Immunotherapy treatments are effective in responsive patients, but 50 to 80% of patients do not respond to them and the generalized activation of the immune system can cause significant side effects. Finding other solutions to activate our natural defenses is therefore a major challenge in oncology research.
In a new study, a team led by Fabrice Lejeune, Inserm research director at the laboratory for Cancer Heterogeneity, Plasticity and Therapy Resistance (Inserm/CNRS/University of Lille/Lille University Hospital/Pasteur Institute of Lille) has identified an original way to achieve this.
During cell division, mutations can occur within cells. Cancer cells, due to their rapid division, accumulate many more mutations than healthy cells.

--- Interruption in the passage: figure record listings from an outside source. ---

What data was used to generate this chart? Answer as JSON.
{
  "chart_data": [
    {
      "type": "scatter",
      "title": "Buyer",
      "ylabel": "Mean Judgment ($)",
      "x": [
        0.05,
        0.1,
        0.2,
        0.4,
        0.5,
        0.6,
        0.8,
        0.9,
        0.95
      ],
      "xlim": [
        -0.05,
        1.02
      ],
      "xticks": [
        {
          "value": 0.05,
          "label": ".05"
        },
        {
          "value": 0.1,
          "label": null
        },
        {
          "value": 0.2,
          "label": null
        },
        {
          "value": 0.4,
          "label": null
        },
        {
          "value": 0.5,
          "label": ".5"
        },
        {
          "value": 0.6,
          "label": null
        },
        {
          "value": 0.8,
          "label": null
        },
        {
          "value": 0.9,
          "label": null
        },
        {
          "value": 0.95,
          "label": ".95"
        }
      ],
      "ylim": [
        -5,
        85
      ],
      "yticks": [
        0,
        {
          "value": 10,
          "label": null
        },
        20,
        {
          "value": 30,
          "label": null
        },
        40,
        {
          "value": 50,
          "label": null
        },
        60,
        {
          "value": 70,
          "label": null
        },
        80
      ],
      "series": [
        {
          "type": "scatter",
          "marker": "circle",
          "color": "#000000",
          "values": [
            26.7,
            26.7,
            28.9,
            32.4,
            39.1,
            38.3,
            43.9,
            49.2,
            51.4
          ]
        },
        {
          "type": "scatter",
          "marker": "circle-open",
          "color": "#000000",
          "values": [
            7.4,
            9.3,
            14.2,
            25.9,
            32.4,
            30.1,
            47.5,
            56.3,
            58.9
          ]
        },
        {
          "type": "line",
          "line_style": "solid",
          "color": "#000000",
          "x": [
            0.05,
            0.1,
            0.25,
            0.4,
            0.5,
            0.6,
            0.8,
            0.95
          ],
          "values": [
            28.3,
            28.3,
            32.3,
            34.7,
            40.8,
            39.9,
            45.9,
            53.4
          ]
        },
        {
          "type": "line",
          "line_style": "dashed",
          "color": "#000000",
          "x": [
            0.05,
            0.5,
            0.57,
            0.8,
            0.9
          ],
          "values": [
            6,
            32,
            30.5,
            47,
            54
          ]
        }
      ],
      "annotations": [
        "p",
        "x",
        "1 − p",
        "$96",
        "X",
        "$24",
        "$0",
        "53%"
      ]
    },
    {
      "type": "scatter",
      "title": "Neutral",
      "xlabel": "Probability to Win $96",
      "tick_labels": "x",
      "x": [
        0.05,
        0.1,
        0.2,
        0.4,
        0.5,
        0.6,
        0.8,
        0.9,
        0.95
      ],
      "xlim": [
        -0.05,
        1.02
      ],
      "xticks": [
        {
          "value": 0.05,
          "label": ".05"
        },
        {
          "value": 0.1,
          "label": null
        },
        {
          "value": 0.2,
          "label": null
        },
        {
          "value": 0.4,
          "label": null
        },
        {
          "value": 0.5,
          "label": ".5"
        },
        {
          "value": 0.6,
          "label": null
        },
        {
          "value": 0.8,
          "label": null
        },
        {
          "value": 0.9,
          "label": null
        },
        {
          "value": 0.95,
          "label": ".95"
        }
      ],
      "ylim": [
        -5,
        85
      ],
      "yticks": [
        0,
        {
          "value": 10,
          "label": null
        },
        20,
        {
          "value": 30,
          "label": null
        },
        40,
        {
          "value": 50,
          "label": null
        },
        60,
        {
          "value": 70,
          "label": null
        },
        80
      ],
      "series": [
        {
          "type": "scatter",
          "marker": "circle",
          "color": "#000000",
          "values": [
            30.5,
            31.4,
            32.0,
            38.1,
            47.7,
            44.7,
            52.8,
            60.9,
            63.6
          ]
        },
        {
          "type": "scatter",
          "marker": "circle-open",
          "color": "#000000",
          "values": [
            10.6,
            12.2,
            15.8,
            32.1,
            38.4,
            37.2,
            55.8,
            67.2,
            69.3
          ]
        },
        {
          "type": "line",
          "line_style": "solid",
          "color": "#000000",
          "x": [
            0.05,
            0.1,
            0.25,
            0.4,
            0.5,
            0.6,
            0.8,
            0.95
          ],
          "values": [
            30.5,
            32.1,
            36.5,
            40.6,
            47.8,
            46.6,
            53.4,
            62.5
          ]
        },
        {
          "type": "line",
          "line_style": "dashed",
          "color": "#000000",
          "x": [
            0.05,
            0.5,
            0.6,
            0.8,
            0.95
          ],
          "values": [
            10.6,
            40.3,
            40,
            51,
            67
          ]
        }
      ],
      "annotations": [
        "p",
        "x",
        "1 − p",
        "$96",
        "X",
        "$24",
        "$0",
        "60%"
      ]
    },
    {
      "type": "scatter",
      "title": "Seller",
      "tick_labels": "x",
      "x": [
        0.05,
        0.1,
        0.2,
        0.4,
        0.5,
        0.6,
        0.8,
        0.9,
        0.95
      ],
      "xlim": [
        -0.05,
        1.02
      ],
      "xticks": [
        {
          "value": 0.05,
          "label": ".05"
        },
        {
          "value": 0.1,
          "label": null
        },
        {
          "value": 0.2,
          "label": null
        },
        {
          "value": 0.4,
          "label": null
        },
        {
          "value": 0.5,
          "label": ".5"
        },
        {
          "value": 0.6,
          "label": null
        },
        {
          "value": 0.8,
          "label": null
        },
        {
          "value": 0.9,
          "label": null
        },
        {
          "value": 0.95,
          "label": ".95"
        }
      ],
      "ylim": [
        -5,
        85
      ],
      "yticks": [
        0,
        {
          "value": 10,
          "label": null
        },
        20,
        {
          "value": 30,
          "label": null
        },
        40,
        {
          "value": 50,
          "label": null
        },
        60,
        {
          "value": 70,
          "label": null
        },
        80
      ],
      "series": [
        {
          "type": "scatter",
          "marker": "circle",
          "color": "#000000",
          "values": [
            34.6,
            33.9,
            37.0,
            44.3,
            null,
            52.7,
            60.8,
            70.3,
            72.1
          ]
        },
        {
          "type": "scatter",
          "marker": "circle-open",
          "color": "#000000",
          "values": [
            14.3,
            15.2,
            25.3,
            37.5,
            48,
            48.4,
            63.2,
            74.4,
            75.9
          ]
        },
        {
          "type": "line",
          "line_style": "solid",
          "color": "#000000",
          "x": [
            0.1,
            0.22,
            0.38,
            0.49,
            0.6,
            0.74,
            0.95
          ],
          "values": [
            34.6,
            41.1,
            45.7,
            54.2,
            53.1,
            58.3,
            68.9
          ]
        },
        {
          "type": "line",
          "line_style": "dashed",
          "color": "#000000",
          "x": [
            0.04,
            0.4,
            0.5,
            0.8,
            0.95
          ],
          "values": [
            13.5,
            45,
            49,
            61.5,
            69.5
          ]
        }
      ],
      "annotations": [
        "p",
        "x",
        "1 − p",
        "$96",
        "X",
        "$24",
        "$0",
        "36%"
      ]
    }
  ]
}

In theory, these mutations should give rise to defective proteins whose presence should strongly stimulate the immune system, prompting it to destroy cells carrying these proteins. However, whether the cell is cancerous or not, a quality control mechanism prevents defective proteins from being synthesized from mutations.
This mechanism, intended to be protective, is paradoxically problematic in the case of cancer: it allows cancer cells to continue their proliferation while flying under the radar of the immune system.
Detection of macrophages (in red and indicated by black arrows) in tumors of untreated mice (left) and DAP-treated mice (right).
© Carmen Sandoval Pacheco and Fabrice Lejeune/Inserm
The researchers have shown that it is possible to bypass this obstacle using a molecule called 2,6-diaminopurine (DAP) in a mouse cancer model. Already known for its ability to reactivate protein production in the presence of a specific type of mutation, DAP here enabled the production of mutant proteins specific to cancer cells.
These proteins display a particular "signature" that does not exist in normal cells and that makes them detectable by the immune system.
When presented to the immune system, this signature triggers a targeted immune response: cancer cells become visible and can be destroyed. In mice, this experimental treatment slowed tumor growth and attracted immune cells to the heart of the tumor.
"These results represent an important step toward new anticancer immunotherapy strategies. Additional work will be needed to evaluate the effectiveness and safety of this approach in humans", explains Fabrice Lejeune, the study's last author.